Hoping to open medical schools to women, Zakrzewska, along with Emily Blackwell, Lucy Sewell, Helen Morton, Mary Putnam Jacobi, and many other women, sent a letter to Harvard University. They offered $50,000 to establish a medical program for women. The university denied this offer. Their hopes were not shaken. This offer was accepted by Johns Hopkins University and opened its doors to women the successive year.

After many hard-fought years practicing medicine and establishing accessible medical education for women, Zakrzewska retired in 1890. She spent the rest of her life consulting on projects and arranging affairs. In 1899, the main building of the hospital would be renamed the "Zakrzewska Building." Marie Zakrzewska died a few years later on May 12, 1902 in Jamaica Plain, Massachusetts due to what was thought to be a heart attack. During her service, her colleagues and friends gathered to pay their respects, reading farewell letters that Zakrzewska had written for the occasion. Her home is a site on the Boston Women's Heritage Trail.
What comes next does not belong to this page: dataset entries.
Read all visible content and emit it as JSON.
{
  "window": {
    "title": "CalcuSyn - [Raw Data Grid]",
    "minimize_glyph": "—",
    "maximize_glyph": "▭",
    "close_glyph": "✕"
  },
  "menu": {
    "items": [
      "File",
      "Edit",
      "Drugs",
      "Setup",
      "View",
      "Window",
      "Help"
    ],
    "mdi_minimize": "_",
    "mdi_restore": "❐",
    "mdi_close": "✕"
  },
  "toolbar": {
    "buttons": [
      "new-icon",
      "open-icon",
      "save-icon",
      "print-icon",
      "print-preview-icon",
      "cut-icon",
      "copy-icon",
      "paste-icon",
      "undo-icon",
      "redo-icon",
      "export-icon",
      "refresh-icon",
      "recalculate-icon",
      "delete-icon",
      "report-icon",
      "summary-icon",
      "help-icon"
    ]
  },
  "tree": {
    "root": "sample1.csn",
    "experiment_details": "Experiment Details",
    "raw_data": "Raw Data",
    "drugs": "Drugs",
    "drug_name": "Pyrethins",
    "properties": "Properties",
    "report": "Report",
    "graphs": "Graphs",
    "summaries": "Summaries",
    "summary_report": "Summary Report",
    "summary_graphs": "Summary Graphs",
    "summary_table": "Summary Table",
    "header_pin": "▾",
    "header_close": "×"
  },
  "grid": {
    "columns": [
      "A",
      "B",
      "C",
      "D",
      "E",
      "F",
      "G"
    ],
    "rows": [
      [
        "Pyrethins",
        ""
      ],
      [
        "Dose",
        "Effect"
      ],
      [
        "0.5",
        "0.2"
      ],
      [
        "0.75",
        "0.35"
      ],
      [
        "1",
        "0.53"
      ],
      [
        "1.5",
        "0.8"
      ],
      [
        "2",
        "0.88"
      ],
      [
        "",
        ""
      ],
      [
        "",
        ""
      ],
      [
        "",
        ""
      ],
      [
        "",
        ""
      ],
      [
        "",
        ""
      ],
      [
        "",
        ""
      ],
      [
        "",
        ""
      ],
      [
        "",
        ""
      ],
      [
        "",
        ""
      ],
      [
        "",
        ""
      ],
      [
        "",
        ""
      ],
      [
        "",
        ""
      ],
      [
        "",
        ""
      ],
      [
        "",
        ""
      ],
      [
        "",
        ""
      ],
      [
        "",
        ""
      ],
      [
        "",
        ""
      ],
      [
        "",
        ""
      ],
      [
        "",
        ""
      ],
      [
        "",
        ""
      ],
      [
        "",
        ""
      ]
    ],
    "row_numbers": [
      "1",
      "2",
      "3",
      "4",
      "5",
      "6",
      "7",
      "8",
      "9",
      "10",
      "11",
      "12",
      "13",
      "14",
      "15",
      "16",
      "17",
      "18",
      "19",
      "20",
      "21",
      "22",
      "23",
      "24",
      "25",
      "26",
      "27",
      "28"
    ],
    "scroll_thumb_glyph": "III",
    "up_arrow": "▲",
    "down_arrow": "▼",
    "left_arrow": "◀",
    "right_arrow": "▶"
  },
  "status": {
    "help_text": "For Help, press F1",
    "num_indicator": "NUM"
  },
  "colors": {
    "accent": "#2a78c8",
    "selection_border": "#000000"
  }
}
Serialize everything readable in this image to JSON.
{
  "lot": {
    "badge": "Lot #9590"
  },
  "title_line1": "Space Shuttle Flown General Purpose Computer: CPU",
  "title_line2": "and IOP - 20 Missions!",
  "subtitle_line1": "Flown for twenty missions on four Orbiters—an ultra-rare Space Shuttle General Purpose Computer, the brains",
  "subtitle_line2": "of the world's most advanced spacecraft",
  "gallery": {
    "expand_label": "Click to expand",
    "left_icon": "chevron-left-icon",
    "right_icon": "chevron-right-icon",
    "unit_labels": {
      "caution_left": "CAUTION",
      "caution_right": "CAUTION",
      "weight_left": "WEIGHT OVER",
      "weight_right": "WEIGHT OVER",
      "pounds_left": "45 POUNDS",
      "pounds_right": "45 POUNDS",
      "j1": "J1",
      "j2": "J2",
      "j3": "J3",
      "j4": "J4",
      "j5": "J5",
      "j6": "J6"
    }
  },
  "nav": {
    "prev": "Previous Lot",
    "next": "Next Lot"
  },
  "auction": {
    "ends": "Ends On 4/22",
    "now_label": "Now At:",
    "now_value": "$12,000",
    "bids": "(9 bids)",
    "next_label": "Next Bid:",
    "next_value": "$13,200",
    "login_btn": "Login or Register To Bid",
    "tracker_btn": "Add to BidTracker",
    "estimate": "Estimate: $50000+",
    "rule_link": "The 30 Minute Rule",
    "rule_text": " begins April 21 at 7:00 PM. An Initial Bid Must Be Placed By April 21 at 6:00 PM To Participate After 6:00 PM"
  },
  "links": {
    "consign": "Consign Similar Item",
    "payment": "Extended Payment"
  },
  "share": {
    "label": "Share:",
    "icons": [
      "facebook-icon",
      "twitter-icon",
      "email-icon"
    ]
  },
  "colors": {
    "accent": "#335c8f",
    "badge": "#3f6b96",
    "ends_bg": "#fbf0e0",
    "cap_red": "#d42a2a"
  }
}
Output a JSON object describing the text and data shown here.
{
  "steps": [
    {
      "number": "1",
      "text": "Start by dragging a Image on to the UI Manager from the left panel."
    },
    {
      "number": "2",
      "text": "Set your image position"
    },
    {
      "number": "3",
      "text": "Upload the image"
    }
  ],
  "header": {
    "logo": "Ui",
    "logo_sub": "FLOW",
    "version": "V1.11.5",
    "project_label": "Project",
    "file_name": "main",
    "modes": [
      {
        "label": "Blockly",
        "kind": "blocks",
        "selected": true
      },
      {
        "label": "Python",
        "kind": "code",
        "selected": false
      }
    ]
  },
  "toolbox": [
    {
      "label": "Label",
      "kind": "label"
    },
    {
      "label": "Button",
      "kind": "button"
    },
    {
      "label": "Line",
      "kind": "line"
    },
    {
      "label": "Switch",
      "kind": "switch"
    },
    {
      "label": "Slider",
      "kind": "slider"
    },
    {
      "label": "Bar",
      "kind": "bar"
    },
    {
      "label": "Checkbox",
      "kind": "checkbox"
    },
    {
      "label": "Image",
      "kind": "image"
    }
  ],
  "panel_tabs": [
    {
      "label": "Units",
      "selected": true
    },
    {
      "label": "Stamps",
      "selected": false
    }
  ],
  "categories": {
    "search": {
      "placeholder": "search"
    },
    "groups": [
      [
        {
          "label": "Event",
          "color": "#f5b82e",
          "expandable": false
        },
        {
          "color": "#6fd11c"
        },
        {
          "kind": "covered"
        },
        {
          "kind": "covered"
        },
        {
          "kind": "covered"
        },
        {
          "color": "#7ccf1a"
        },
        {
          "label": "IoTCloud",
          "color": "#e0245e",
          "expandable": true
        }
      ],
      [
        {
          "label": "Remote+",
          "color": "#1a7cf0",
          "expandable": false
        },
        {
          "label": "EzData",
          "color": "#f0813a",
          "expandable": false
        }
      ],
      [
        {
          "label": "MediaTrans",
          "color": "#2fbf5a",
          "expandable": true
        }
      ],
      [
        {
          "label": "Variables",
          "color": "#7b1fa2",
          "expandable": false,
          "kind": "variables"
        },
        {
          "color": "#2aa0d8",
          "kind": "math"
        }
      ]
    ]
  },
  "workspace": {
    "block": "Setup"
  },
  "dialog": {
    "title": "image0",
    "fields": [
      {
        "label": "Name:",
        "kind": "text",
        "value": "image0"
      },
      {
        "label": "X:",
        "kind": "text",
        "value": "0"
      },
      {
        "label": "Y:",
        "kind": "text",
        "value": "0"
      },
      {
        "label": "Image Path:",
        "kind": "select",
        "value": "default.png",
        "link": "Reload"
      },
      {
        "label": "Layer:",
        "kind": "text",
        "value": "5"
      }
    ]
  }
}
Zakrzewska lived a successful life, breaking barriers that hindered women in practicing medicine in the United States, founded hospitals for women, and pioneered the movement that opened the nursing profession to black women with the first black nurse in America graduating from the school in 1879. As a feminist and abolitionist, she became friends with William Lloyd Garrison, Wendell Phillips and Karl Heinzen.

== Role in early playground movement ==
Marie Elizabeth Zakrzewska introduced to America the German idea to build sand gardens for children, starting in the city of Boston, inspired by the German sand gardens she observed while visiting Berlin in the summer of 1885.